The third and fourth sheet however use what the Daily Show recommended, and the difference in the amount of interest you earn in the long run by moving your retirement fund into bonds is enough to put you on the verge of bankruptcy if you maintain a middle class lifestyle.

Another note with my work is that people should put as much money as possible into their account, and only putting $2000 away the first year is not really that much compared to what people should be putting away. 10-20% of your income is usually affordable for long-term investment and you should always put away as much as possible. This is the bare minimum amount in order to make a point. Plus, there are other ways to finance housing which can also make a huge difference in your ability to save.
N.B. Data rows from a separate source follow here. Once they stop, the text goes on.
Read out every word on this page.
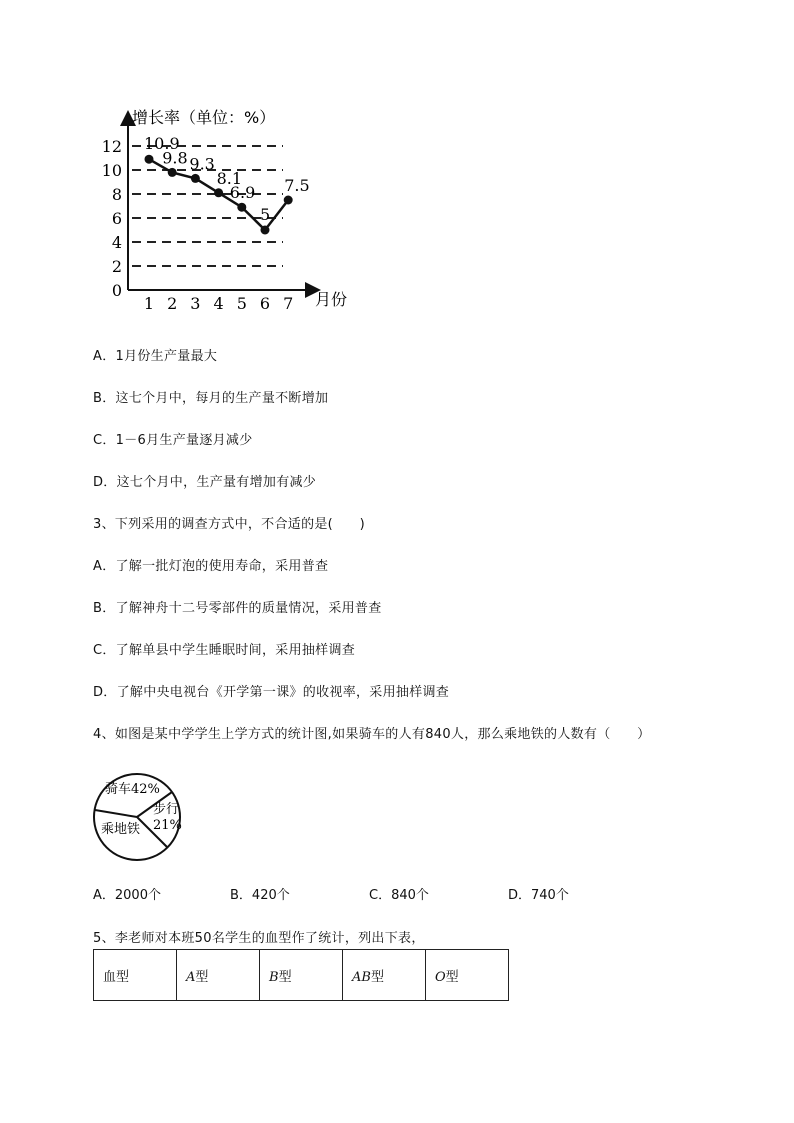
增长率（单位：%）
月份
0
2
4
6
8
10
12
1 2 3 4 5 6 7
10.9
9.8 9.3
8.1
6.9
5
7.5
A．1月份生产量最大
B．这七个月中，每月的生产量不断增加
C．1－6月生产量逐月减少
D．这七个月中，生产量有增加有减少
3、下列采用的调查方式中，不合适的是(　　)
A．了解一批灯泡的使用寿命，采用普查
B．了解神舟十二号零部件的质量情况，采用普查
C．了解单县中学生睡眠时间，采用抽样调查
D．了解中央电视台《开学第一课》的收视率，采用抽样调查
4、如图是某中学学生上学方式的统计图,如果骑车的人有840人，那么乘地铁的人数有（　　）
骑车42%
步行
21%
乘地铁
A．2000个	B．420个	C．840个	D．740个
5、李老师对本班50名学生的血型作了统计，列出下表，
血型	A型	B型	AB型	O型
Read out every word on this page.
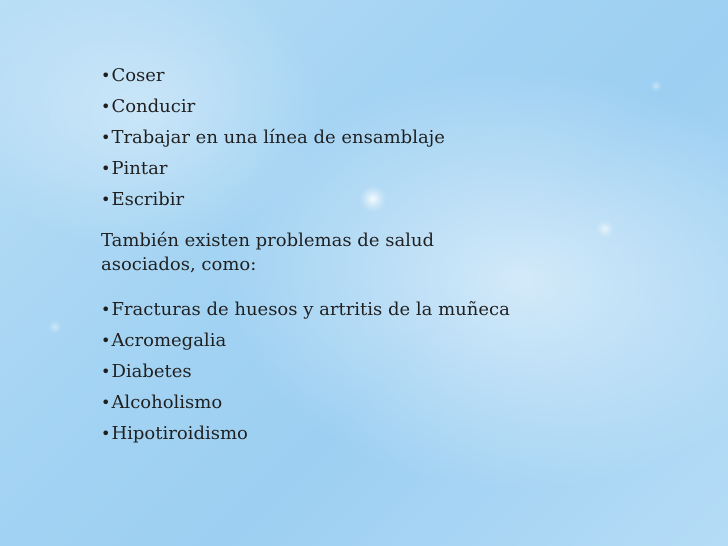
•Coser
•Conducir
•Trabajar en una línea de ensamblaje
•Pintar
•Escribir

También existen problemas de salud
asociados, como:

•Fracturas de huesos y artritis de la muñeca
•Acromegalia
•Diabetes
•Alcoholismo
•Hipotiroidismo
At the end of the day, the mathematical reality is that moving your money into bonds once you already have enough money to support yourself is a very bad strategy. Most people do not know how to predict the economy, only professional economists have the tools to do that, and it takes more than a 5 minute Youtube video to learn to do it safely. You have to understand how the economy is structured, where all of the general principles come from, and even then most trained economists don't use them appropriately. The only time proven strategy which is used by millionaires which doesn't put your future at risk is to have a straight index fund in capital, be it domestic or a diversified international portfolio in a buy and hold strategy. Randomly picking stocks beats most financial advisors because they are trying to beat the market without understanding the underlying reality of how the economy works and they end up doing everything after the market has adjusted.

But if there is one iron law of investing it is the principle of opportunity cost which is why you should never buy a bond for a long-term investment.